Grants and Contributions:

Title:

Ribosome Protein Heterogeneity: The basis of wide spread roles for specialized ribosomes in tuning global gene expression.

Agreement Number:

RGPIN

Agreement Value:

$140,000.00

Agreement Date:

May 10, 2017 -

Organization:

Natural Sciences and Engineering Research Council of Canada

Location:

Alberta, CA

Reference Number:

GC-2017-Q1-02877

Agreement Type:

Grant

Report Type:

Grants and Contributions

Additional Information:

Grant or Award spanning more than one fiscal year. (2017-2018 to 2022-2023)

Recipient's Legal Name:

Fahlman, Richard (University of Alberta)

Program:

Discovery Grants Program - Individual

Program Purpose:

The traditional view of the ribosome is where each large and small ribosomal subunit is composed of its ribosomal RNAs and a defined set of ribosomal proteins. Now emerging evidence is beginning to challenge this view of a static universal ribosome structure as it is becoming apparent that different ribosomes can vary in their make-up of many core ribosomal proteins. Recent published data is also revealing the functional implications of variable ribosomal protein composition of ribosomes as there are examples demonstrating the requirement for specific ribosomal proteins for the translation of specific mRNAs. For example, recently published work describes how ribosomes containing Rpl38 are required for the translation of specific Hox genes in specific cells during development. One can envision numerous scenarios how specialized ribosomes which vary in their core ribosomal protein content are tuned for optimal gene expression in different cell types and tissues.

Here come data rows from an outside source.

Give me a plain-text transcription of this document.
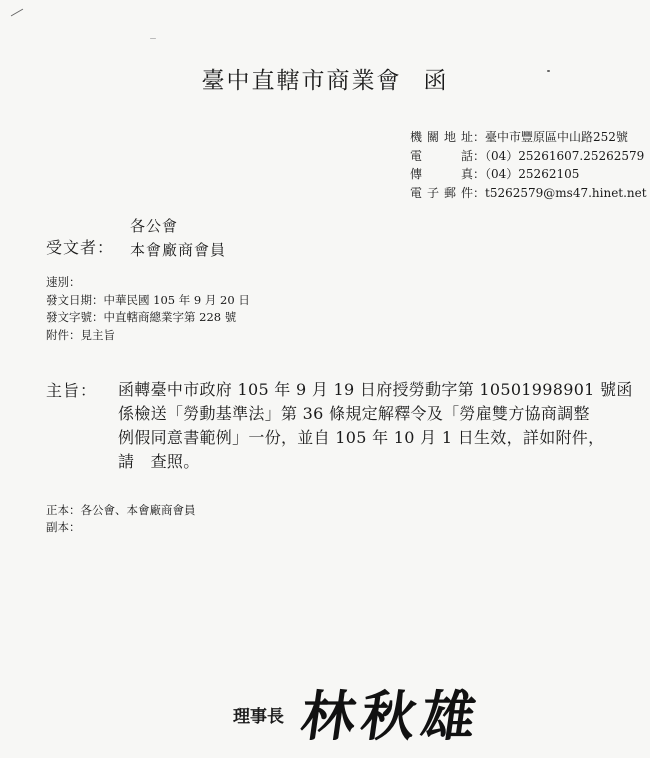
臺中直轄市商業會 函
機關地址：臺中市豐原區中山路252號
電 話：（04）25261607.25262579
傳 真：（04）25262105
電子郵件：t5262579@ms47.hinet.net
受文者：
各公會
本會廠商會員
速別：
發文日期：中華民國 105 年 9 月 20 日
發文字號：中直轄商總業字第 228 號
附件：見主旨
主旨： 函轉臺中市政府 105 年 9 月 19 日府授勞動字第 10501998901 號函
係檢送「勞動基準法」第 36 條規定解釋令及「勞雇雙方協商調整
例假同意書範例」一份，並自 105 年 10 月 1 日生效，詳如附件，
請　查照。
正本：各公會、本會廠商會員
副本：
理事長 林秋雄
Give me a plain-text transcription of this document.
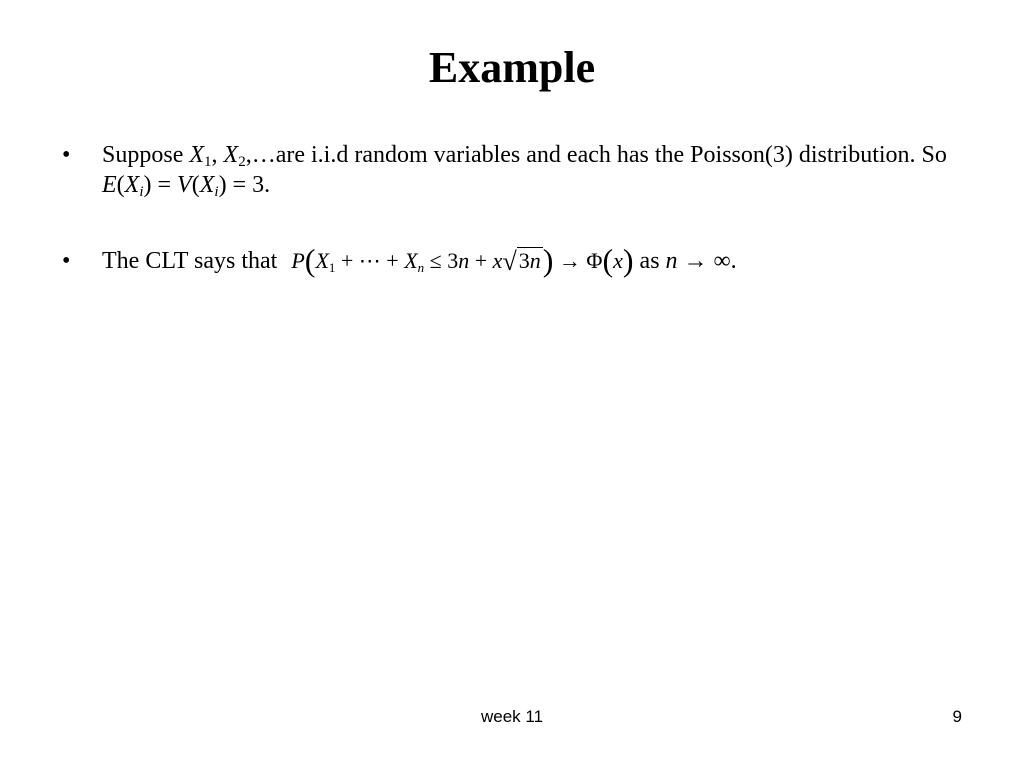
Example
• Suppose $X_1$, $X_2,\dots are$ i.i.d random variables and each has the Poisson(3) distribution. So $E(X_i) = V(X_i) = 3$.
• The CLT says that $P(X_1$ + ⋯ + $X_n \le 3n + x√3n) \to \Phi(x)$ as n → ∞.
week 11	9
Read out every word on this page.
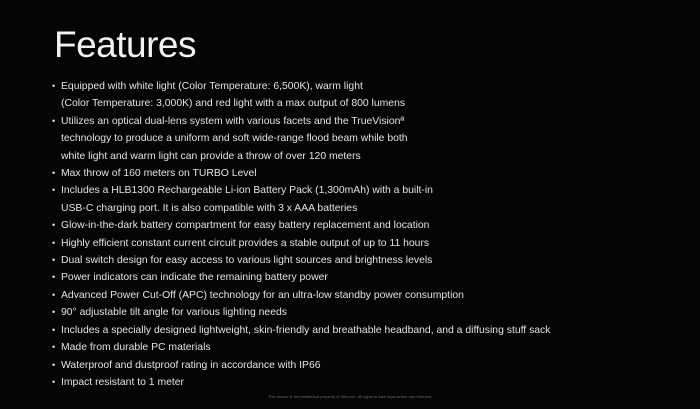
Features
• Equipped with white light (Color Temperature: 6,500K), warm light
(Color Temperature: 3,000K) and red light with a max output of 800 lumens
• Utilizes an optical dual-lens system with various facets and the TrueVisionª
technology to produce a uniform and soft wide-range flood beam while both
white light and warm light can provide a throw of over 120 meters
• Max throw of 160 meters on TURBO Level
• Includes a HLB1300 Rechargeable Li-ion Battery Pack (1,300mAh) with a built-in
USB-C charging port. It is also compatible with 3 x AAA batteries
• Glow-in-the-dark battery compartment for easy battery replacement and location
• Highly efficient constant current circuit provides a stable output of up to 11 hours
• Dual switch design for easy access to various light sources and brightness levels
• Power indicators can indicate the remaining battery power
• Advanced Power Cut-Off (APC) technology for an ultra-low standby power consumption
• 90° adjustable tilt angle for various lighting needs
• Includes a specially designed lightweight, skin-friendly and breathable headband, and a diffusing stuff sack
• Made from durable PC materials
• Waterproof and dustproof rating in accordance with IP66
• Impact resistant to 1 meter
This picture is the intellectual property of Nitecore. All rights to take legal action are reserved.
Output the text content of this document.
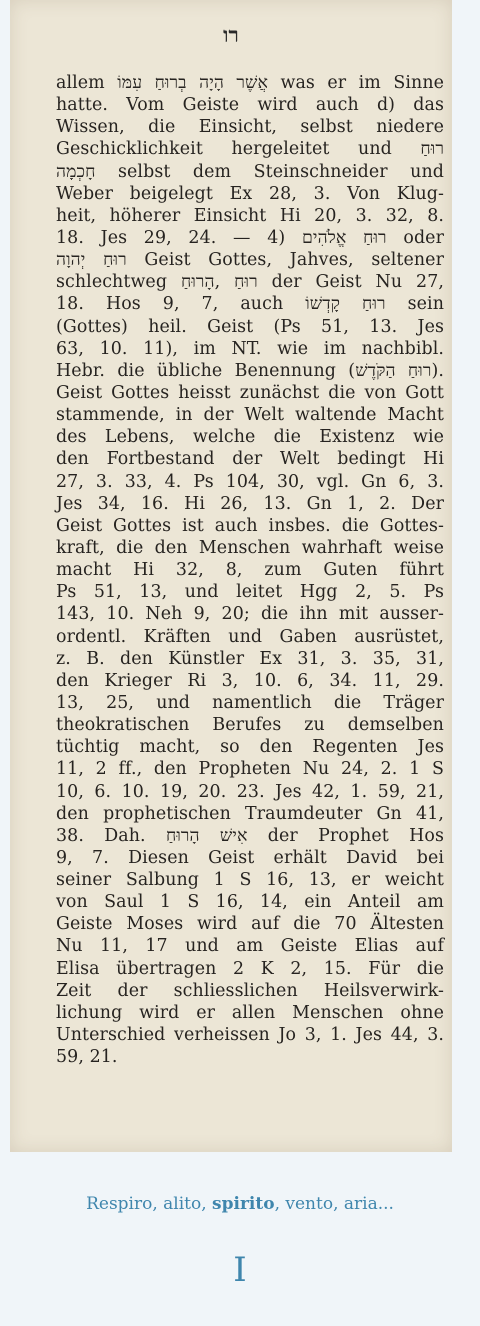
רו
allem אֲשֶׁר הָיָה בְרוּחַ עִמּוֹ was er im Sinne
hatte. Vom Geiste wird auch d) das
Wissen, die Einsicht, selbst niedere
Geschicklichkeit hergeleitet und רוּחַ
חָכְמָה selbst dem Steinschneider und
Weber beigelegt Ex 28, 3. Von Klug-
heit, höherer Einsicht Hi 20, 3. 32, 8.
18. Jes 29, 24. — 4) רוּחַ אֱלֹהִים oder
רוּחַ יְהוָה Geist Gottes, Jahves, seltener
schlechtweg רוּחַ ,הָרוּחַ der Geist Nu 27,
18. Hos 9, 7, auch רוּחַ קָדְשׁוֹ sein
(Gottes) heil. Geist (Ps 51, 13. Jes
63, 10. 11), im NT. wie im nachbibl.
Hebr. die übliche Benennung (רוּחַ הַקֹּדֶשׁ).
Geist Gottes heisst zunächst die von Gott
stammende, in der Welt waltende Macht
des Lebens, welche die Existenz wie
den Fortbestand der Welt bedingt Hi
27, 3. 33, 4. Ps 104, 30, vgl. Gn 6, 3.
Jes 34, 16. Hi 26, 13. Gn 1, 2. Der
Geist Gottes ist auch insbes. die Gottes-
kraft, die den Menschen wahrhaft weise
macht Hi 32, 8, zum Guten führt
Ps 51, 13, und leitet Hgg 2, 5. Ps
143, 10. Neh 9, 20; die ihn mit ausser-
ordentl. Kräften und Gaben ausrüstet,
z. B. den Künstler Ex 31, 3. 35, 31,
den Krieger Ri 3, 10. 6, 34. 11, 29.
13, 25, und namentlich die Träger
theokratischen Berufes zu demselben
tüchtig macht, so den Regenten Jes
11, 2 ff., den Propheten Nu 24, 2. 1 S
10, 6. 10. 19, 20. 23. Jes 42, 1. 59, 21,
den prophetischen Traumdeuter Gn 41,
38. Dah. אִישׁ הָרוּחַ der Prophet Hos
9, 7. Diesen Geist erhält David bei
seiner Salbung 1 S 16, 13, er weicht
von Saul 1 S 16, 14, ein Anteil am
Geiste Moses wird auf die 70 Ältesten
Nu 11, 17 und am Geiste Elias auf
Elisa übertragen 2 K 2, 15. Für die
Zeit der schliesslichen Heilsverwirk-
lichung wird er allen Menschen ohne
Unterschied verheissen Jo 3, 1. Jes 44, 3.
59, 21.

Respiro, alito, spirito, vento, aria...

I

Preliminary Data: Following up on previously published data that quantified large differences for some ribosomal protein mRNAs between different murine tissues, we have quantitatively compared the ribosomal proteome of purified ribosomes from some murine tissues and cell lines. Our preliminary data is in agreement with the mRNA expression data where we have also quantified highly variable abundances for several ribosomal proteins while others remain constant. This variability of a subset of ribosomal proteins merits further investigations into the functional implications in gene expression.

To further investigate ribosome variability we are pursuing the following Specific Aims:

Aim 1) Quantifying Ribosomal Variations: Complete our quantification of the differences in the ribosomal proteome of ribosomes purified from different murine tissues and cell lines.

Aim 2) Functional Investigations of Ribosomal Variants: Identify the mRNAs being actively translated in polysomes in the murine 3T3 cell line in the presence and absence of ribosomal proteins that exhibit variable ribosomal occupancy.

Aim 3) Mechanistic Investigations of Translational Evasion: Investigate the molecular basis of how these mRNAs under ribosomal specific selective translation are not translated by canonical 5’-cap dependent translation and require specific ribosomal proteins for translation.

Impact: The demonstration of the breadth of the role for ribosomes in gene expression by selective mRNA translation would redefine how we view the role of ribosomes in protein synthesis. The identification of ribosomes playing an active role in the regulation of gene expression may be one of the largest overlooked aspects of post transcriptional gene regulation and has the potential to function in numerous regulatory roles in both development and disease.